第40話

文字数 1,319文字

 みんなで、ハルカさんとヒカルちゃんをアパートまで送っていった。
 シェアハウスや商店街は駅の東口にあるが、ハルカさんのお家は西口だった。

「商店街のお仕事の時は、家からじゃ大変だからシェアハウスに泊まったりすればいいわね。」と向井さん。
 それには、おじいちゃんも大賛成。
 ハルカさんは遠慮していたが、ヒカルちゃんに会いたがるおじいちゃんの勢いに負け、そうすることになった。

 康夫さんは別れ際に、「俺の後輩にポリ公がいるからさ、ハルカちゃんのアパートあたりも見回るように言っとくね」と伝えていた。




 おまわりさんのこと、ポリ公っていうんだな
 後輩って、前に公園で会った人だよね
 西口って管轄外じゃないの?




「西口のスーパー寄っていかない?いま、人気あるんでしょ?」と向井さん。
「そうなんですよ。何年か前から、お惣菜とか美味しくなって。あと、映えっていうの?インパクトあっておもしろいんですよね。
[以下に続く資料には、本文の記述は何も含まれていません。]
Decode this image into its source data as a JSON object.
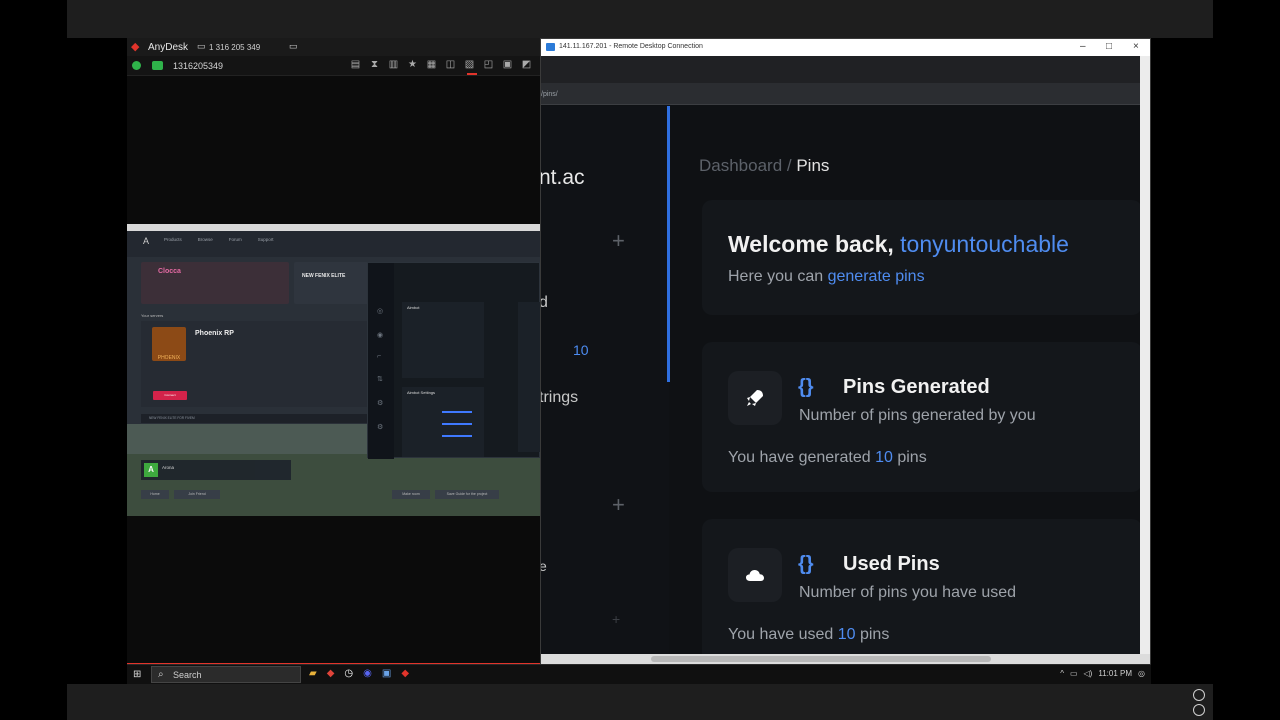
{
  "anydesk": {
    "app_name": "AnyDesk",
    "monitor_label": "1 316 205 349",
    "session_id": "1316205349",
    "thumbnail": {
      "nav_logo": "A",
      "nav_links": [
        "Products",
        "Browse",
        "Forum",
        "Support"
      ],
      "card1_title": "Clocca",
      "card2_title": "NEW FENIX ELITE",
      "your_servers_label": "Your servers",
      "server_name": "Phoenix RP",
      "server_logo_text": "PHOENIX",
      "join_button": "Connect",
      "row_text": "NEW FENIX ELITE FOR FIVEM",
      "profile_initial": "A",
      "profile_name": "Arona",
      "buttons": [
        "Home",
        "Join Friend",
        "Make room",
        "Save Guide for the project"
      ],
      "overlay_panel1": "Aimbot",
      "overlay_panel2": "Aimbot Settings"
    }
  },
  "rdp": {
    "title": "141.11.167.201 - Remote Desktop Connection",
    "url": "/pins/",
    "sidebar": {
      "brand_fragment": "nt.ac",
      "fragment_d": "d",
      "badge": "10",
      "fragment_strings": "trings",
      "fragment_e": "e"
    },
    "breadcrumb": {
      "root": "Dashboard",
      "separator": " / ",
      "current": "Pins"
    },
    "welcome": {
      "greeting": "Welcome back, ",
      "username": "tonyuntouchable",
      "subtitle_prefix": "Here you can ",
      "subtitle_link": "generate pins"
    },
    "stats": [
      {
        "icon": "rocket-icon",
        "braces": "{}",
        "title": "Pins Generated",
        "description": "Number of pins generated by you",
        "line_prefix": "You have generated ",
        "value": "10",
        "line_suffix": " pins"
      },
      {
        "icon": "cloud-icon",
        "braces": "{}",
        "title": "Used Pins",
        "description": "Number of pins you have used",
        "line_prefix": "You have used ",
        "value": "10",
        "line_suffix": " pins"
      }
    ]
  },
  "taskbar": {
    "search_placeholder": "Search",
    "clock": "11:01 PM"
  },
  "colors": {
    "accent": "#4f8cf0",
    "anydesk_red": "#e2342b",
    "ok_green": "#2fb24a"
  }
}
あそこの店長、2代目でダメダメだったんですけど、良い人材が入ったんじゃないですかね」と康夫さんが教えてくれた。

 西口のスーパーは、建物が古くキレイではなかったが、大勢のお客さんで賑わっていた。

 映えるフルーツサンドや、具が7種類入った丸くて大きいおにぎり等、色んな物がある中、今の一番人気は『おはぎ』。

 こしあん、つぶあん、芋あん、抹茶あん等々、沢山のあんこの種類に加え、中のもち米がコーヒーやら、ほうじ茶やらで炊いているらしく、あんことのマリアージュが、それはそれは素晴らしいと飛ぶように売れているようだ。

 お一人様10個までとのことで、早速、向井さんと大竹さん、そして康夫が並んだ。

 あたしと椎名とおじいちゃんは、惣菜やお弁当を見繕うよう言われ、売り場へ向かった。

 『尋常じゃないくらい太い太巻き』や、『一斤サンドイッチ』等のデカ盛り系や、『お母さんのお惣菜』という映えではない商品もあった。

 『お母さんのお惣菜』シリーズは、グラム売りで好きな物を、好きな分だけ買えるようになっていた。

 「『お母さんのお惣菜』シリーズ、どれも美味しくてさ、これ目当てに来るお客も多いんだよ」と椎名が言った。





 椎名の家は、お母さんがいないから、椎名が買い物してるんだよね
 しかも、人気があるからって、わざわざ西口のスーパーまで行ってるなんて・・・
 中学生なのに、偉いわね





 どれを選べばいいか迷っているおじいちゃんに、椎名が「大さん、この『とろり半熟の煮卵』は、美味しいからおすすめだよ」と言った。
「じゃあ、一人、3個づつだな。卵は体にいいから」とおじいちゃん。





 一人、3個って多くない?
 でも、『とろり半熟の煮卵』って、おいしそうよねー!!




 その後も椎名おすすめのお惣菜と、人気のお弁当とかを選び、『おはぎ』班の向井さん達と合流。

「あとは、オムツとミルク買って終わりにしましょう」と向井さん。




 なるほどね!
 買って持って来られたら、ハルカさんでも断れないもんね
 さすが向井さん!!




 買ったものを、シェアハウス、ハルカさんの家、康夫さんの家とあたしの家分に分け、オムツ等は康夫さんが届けてくれることになった。

 そして、あたしのことを、椎名がいつものように送ってくれた。